Tom would never forget the look of disgust on Suzie’s face, her eyes focusing on his gut. “You seem to have forgotten that I could still get pregnant.”

Tom flinched, remembering how his penis had gone flaccid, and Suzie had rolled over and fallen asleep.

Tom loved kids but Suzie had been enlisted as a child herself to change diapers and warm bottles for her aunt’s younger children. She told Tom she’d wiped enough butts to last her a lifetime.

“Just one,” Tom had said. “I’ll do all the work. I promise.”

“You want to carry it while you’re at it?” she’d said, making a huffy sound in her throat.

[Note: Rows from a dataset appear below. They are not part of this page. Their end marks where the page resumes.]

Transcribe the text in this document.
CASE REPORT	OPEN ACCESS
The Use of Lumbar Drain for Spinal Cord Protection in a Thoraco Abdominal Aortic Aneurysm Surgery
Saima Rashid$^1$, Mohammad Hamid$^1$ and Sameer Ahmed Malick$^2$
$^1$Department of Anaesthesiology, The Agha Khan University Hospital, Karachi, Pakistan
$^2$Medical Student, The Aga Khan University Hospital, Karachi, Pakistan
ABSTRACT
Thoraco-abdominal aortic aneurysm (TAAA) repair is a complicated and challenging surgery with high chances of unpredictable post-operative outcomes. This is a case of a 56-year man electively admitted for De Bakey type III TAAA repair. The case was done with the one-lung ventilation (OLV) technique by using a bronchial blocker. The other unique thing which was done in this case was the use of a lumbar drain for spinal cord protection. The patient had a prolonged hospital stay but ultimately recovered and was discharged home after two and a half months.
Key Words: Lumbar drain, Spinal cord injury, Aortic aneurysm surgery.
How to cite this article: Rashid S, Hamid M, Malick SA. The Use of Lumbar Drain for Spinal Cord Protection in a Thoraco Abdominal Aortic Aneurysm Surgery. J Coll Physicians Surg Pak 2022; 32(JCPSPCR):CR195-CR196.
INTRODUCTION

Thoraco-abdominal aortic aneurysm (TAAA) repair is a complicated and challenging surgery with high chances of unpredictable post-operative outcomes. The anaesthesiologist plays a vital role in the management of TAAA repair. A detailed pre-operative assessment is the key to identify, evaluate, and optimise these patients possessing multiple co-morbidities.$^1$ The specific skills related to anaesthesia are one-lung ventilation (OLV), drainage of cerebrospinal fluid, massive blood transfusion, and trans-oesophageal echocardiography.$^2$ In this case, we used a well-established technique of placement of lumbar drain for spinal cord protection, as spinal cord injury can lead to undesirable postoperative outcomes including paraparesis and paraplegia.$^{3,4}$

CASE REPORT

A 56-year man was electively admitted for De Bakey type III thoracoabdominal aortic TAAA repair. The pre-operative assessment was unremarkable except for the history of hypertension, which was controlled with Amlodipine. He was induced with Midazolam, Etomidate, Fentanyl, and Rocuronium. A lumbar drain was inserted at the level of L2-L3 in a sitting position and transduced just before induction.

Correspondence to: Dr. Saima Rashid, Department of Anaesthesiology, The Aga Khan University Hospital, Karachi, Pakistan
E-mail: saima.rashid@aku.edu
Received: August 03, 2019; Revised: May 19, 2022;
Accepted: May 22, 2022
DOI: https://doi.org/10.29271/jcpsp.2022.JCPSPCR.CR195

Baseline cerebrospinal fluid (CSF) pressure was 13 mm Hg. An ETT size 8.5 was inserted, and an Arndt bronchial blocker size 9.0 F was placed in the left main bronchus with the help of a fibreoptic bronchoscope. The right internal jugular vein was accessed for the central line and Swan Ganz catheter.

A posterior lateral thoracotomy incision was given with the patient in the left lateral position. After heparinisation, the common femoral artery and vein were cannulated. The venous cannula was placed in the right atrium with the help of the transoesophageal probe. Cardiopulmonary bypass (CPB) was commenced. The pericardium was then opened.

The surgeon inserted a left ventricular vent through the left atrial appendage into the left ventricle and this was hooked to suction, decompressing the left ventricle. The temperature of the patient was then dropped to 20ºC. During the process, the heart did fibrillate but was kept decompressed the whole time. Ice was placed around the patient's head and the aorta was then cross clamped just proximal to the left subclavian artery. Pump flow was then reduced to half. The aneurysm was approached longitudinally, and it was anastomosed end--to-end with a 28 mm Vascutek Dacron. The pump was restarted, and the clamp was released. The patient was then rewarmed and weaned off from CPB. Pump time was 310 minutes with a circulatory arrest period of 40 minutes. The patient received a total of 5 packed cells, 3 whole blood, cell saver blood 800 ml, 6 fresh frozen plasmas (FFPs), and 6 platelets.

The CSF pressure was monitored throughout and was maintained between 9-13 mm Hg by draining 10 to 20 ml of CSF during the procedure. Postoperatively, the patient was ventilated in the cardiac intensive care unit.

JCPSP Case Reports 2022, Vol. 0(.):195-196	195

Tom glanced at his watch, wondering if he had time to catch up with Suzie and Denise before they left for the Bird’s Nest, a small, private club inside the Ramada Inn. A guy from Suzie’s high school class owned the real estate company where she worked, and several people she’d gone to school with worked there as well. They were all pretty friendly, and Tom didn’t think they’d mind him tagging along.

He called Suzie’s cell phone, just to make sure. When he heard it buzzing inside the closet, he figured she’d laid it down while she was getting ready to go and had forgotten to pick it. She’d seemed distracted lately. So Tom called Denise.

“Hello,” a guy who sounded out of breath said after the third ring.

“Hi. This is Denise Sims’s number, isn’t it?”

“Yeah, can I ask who’s calling?”

“This is Tom Langston. Suzie’s husband. Is Suzie there?”

“Uh, hang on just a sec.”

There was a pause and Tom thought he heard some whispering. Then Denise’s voice came through the phone.

“Tom, you just missed Suzie.”

“Oh well, I thought you two were going to the Bird’s Nest tonight.”

“Um, yeah, we…are. Rodney and I were just about to take off.”

Tom hung up the phone without saying good-bye. He sank down on the edge of the bed and sat motionless for a minute. Then he headed back to the living room. He curled up in his recliner and, feeling a chill, reached down, picked up the afghan, and covered himself up.